TAYYİP Bey’e toz kondurmaya yürekleri el vermeyen meslektaşlara bakıyorum da "Ama..."lara başladılar.
Hep böyle olur, iktidarlar gerçek yüzlerini gösterince işler değişir.
Neyse, sonradan AKP’li olan meslektaşların bir bölümü Tayyip Bey’in kendine özgü demokratlığını ufak ufak çözüyorlar.
Dönüşüm yalnız medyada da değil, iş çevrelerinde de var.
Çoğu AKP’ye oy vermiş olsalar da şimdi hepsi bir tedirginlik içinde.
Sanırım laik demokratik cumhuriyet için beliren tehlikenin kokusunu aldılar.
* * *
Bugünü yaratan, demokrasiyi yobazların elinde oyuncak haline getiren çapsız politikacılardır.
Ülke bugün onların oy uğruna irticai kesimlere verdikleri ödünlerin faturasını ödüyor.
Ankara’da, tedirginlik var. Özellikle de AKP’li çevre gereksiz bir "darbe" endişesi içinde.
AKP ve yandaşları endişeleneceklerine askeri kışlasında tutmanın iktidarın görevi olduğu öğrensinler.
İktidarlar irticaya prim vermez, rejimle oynamaz, ülkeyi doğru dürüst yönetirse kimse darbe marbe yapamaz.
Bunun da ilacı demokrasidir.
Ama AKP’nin yürüttüğü "hülle demokrasisi" değil.
Demokratlığa oynayıp, ülkenin başına İslam şalını geçirmeye kalkmak ise hiç değil.
* * *
Şu güzelim kutsal ramazanda yaşadıklarımıza bakın.
Her yerde yobazlıklarla, dayatmalarla karşılaşıyoruz.
Devlet kurumlarında insanlara oruç ve namaz baskısı yapılıyor.
Yurdun her yerinde sosyal yaşama müdahaleler var.
Lüks lokantalar bile iftar menüleri düzenliyor, içki servisi yapmıyor.

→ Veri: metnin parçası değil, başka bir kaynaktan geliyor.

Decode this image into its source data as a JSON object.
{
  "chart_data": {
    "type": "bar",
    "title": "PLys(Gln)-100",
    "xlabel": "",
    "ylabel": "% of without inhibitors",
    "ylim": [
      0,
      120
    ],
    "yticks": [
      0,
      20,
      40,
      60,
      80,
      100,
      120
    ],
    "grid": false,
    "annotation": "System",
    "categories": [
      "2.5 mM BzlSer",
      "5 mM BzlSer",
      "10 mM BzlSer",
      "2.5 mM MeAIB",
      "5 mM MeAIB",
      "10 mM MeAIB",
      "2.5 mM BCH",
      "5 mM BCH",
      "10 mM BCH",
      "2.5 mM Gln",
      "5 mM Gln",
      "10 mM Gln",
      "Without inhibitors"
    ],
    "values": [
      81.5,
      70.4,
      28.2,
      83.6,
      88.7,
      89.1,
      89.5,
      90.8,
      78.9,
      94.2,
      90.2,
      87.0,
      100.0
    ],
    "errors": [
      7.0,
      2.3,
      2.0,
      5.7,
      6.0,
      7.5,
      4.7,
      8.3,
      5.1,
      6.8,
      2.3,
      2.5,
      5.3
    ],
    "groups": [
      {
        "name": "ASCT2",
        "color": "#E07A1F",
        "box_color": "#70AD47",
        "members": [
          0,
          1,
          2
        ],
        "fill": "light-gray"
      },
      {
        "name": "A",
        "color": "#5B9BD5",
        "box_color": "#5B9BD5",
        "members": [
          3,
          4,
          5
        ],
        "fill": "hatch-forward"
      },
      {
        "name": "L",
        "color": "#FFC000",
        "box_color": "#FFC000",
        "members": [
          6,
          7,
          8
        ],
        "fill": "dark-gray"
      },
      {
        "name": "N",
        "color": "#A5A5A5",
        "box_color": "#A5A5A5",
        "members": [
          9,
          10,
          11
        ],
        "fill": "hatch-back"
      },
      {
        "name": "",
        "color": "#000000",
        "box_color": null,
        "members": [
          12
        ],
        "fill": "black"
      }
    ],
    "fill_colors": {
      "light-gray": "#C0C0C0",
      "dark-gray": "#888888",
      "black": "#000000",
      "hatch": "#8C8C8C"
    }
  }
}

İbadetler, iftarlar çadır ve sokak şovlarına dönüştürülüyor.
* * *
Önceki gün bir meslektaş başından geçen olayı anlattı.
Kadıköy’den simit evinden simit alıp paketletmiş. Sonra otobüs durağına geçmiş.
Beklerken dayanamayıp paketi açmış ve bir lokma simidi koparıp ağzına atmış.
Lokmasını çiğnerken bir halk otobüsü gelmiş, bizim arkadaş da atlamış.
Bilet almak için para uzatmış, sakallı biletçi ters ters bakmış:
"Sen oruç yiyorsun...İn aşağı... Burası Müslüman otobüsü."
Bizim arkadaş haklı olarak diklenmiş:
"Sen beni nasıl indirirsin otobüsten.Sana ne benim oruç yiyip yemediğimden."
Otobüstekilerin bazısı "Aşağı in" demiş. Bazısı da "Burası İran mı? Ne karışıyorsunuz" diye tepki göstermiş.
Tartışma büyümüş. Şoför otobüsü kenara çekip arkadaştan aşağı inmesini, aksi takdirde otobüsü hareket ettirmeyeceğini söylemiş.
Tartışma itiş kakışa dönmüş.
Sonunda arkadaşı tutanlar baskın çıkmış, şoför çaresiz hareket etmiş.
Hikáyenin sonunu arkadaştan dinleyelim:
"Neyse Zeynepkamil’e geldik, ben indim.Bir de elimi cebime attım ki itiş kakış sırasında bizim telefon gitmiş.Yapacak bir şey yok.Otobüsünarkasından baktım, Allahınızdan bulun dedim."